Asagwara also said health-care leaders must be “accountable to making sure that we are staffing the health-care system.”

‘Right to the bone’: MNU

But the MNU’s Jackson said the province’s directive is reminiscent of Brian Pallister’s Progressive Conservative government ordering a 15 per cent cut to management in 2017.

“Health care is so lean, we’re right to the bone as it is. I don’t know how they’re going to possibly [do this],” she said.

“[Nurses are saying] we can’t give anymore. We’ve already done enough. If anything, our resources need to be bolstered.”

Jackson said she’s been told that health authorities have been directed to look for savings “in the $50-million ballpark.”

The province’s health-care system is currently staffed with a baseline level of nurses, and relies on overtime and private agency nurses to function, she said.

“That’s how we’re keeping our heads above water right now. So if we’re going to pull back on the overtime, that certainly is going to have an impact on patient care.”

Fixing health care was a major focus of the NDP’s election campaign in 2023, so the cuts are a disappointment, Jackson said.

More than a year later, “80 per cent of nurses are saying they have seen no improvement at all in our health-care system,” she said.

“We have seen announcements that they’re opening beds, [but] the comment I hear from nurses all the time is, ‘how are they going to staff those beds? We can’t staff the beds we have now.'”
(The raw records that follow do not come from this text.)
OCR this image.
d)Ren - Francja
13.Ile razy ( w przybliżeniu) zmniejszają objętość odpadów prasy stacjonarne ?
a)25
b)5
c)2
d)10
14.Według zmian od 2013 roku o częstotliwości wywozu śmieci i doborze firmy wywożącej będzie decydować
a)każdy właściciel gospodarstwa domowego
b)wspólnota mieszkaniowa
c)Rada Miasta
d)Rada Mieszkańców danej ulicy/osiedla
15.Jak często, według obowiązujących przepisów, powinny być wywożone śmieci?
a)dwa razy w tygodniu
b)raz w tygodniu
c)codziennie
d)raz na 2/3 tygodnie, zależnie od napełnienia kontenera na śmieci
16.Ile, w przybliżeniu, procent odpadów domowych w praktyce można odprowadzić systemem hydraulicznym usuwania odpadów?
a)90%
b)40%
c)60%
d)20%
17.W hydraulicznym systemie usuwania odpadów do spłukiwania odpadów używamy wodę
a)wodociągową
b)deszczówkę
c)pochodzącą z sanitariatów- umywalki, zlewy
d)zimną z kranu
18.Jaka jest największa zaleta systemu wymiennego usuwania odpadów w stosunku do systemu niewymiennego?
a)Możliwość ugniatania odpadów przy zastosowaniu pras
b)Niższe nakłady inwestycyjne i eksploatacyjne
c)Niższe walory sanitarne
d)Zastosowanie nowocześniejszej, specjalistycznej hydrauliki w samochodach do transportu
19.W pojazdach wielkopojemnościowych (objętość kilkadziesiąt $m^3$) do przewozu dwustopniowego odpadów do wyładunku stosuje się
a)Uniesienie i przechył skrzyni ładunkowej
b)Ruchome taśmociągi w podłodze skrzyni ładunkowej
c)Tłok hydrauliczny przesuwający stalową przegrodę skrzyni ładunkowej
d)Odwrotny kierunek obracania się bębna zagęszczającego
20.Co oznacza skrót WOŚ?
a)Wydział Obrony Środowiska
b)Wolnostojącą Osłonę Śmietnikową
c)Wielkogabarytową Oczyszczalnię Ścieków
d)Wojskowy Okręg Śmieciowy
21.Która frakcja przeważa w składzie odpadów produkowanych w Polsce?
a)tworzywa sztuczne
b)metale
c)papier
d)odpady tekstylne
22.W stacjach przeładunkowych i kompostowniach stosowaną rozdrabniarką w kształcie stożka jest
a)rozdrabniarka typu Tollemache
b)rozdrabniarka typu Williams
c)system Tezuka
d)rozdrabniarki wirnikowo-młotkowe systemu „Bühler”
The idea of spending less on administration, and more on nurses and doctors, sounds good, Jackson said, “but in my heart I don’t think that’s exactly what’s going to happen.

“I can tell you that management nurses are worried about their ability to provide safe, quality patient care once this rolls out.”

A woman with long, sandy-coloured hair and wearing a suit jacket stands in the hallway of a building.
Progressive Conservative health critic Kathleen Cook says the NDP made billions of dollars worth of election promises and is now imposing cuts as a way to fund them. (Randall McKenzie/CBC)

PC health critic Kathleen Cook echoed those comments, also characterizing the NDP’s redistribution of funds as a cut.

“If it walks like a cut and it talks like a cut, I think it’s a cut,” she said. “It’s certainly not what the NDP campaigned on and I very much doubt that during their listening tour … this is the advice that they got from front-line workers.”

The NDP made billions of dollars worth of election promises, and Cook says it appears as though the party is now trying to find ways to pay for those.

“I’m just surprised that they’ve decided to find the funding for those out of the health-care budget,” she said.

“It’s a very surprising and concerning decision … in a time when Manitobans are facing increasing wait times in our emergency rooms at the Grace and St. Boniface hospitals, increased wait times for diagnostic tests and surgeries.”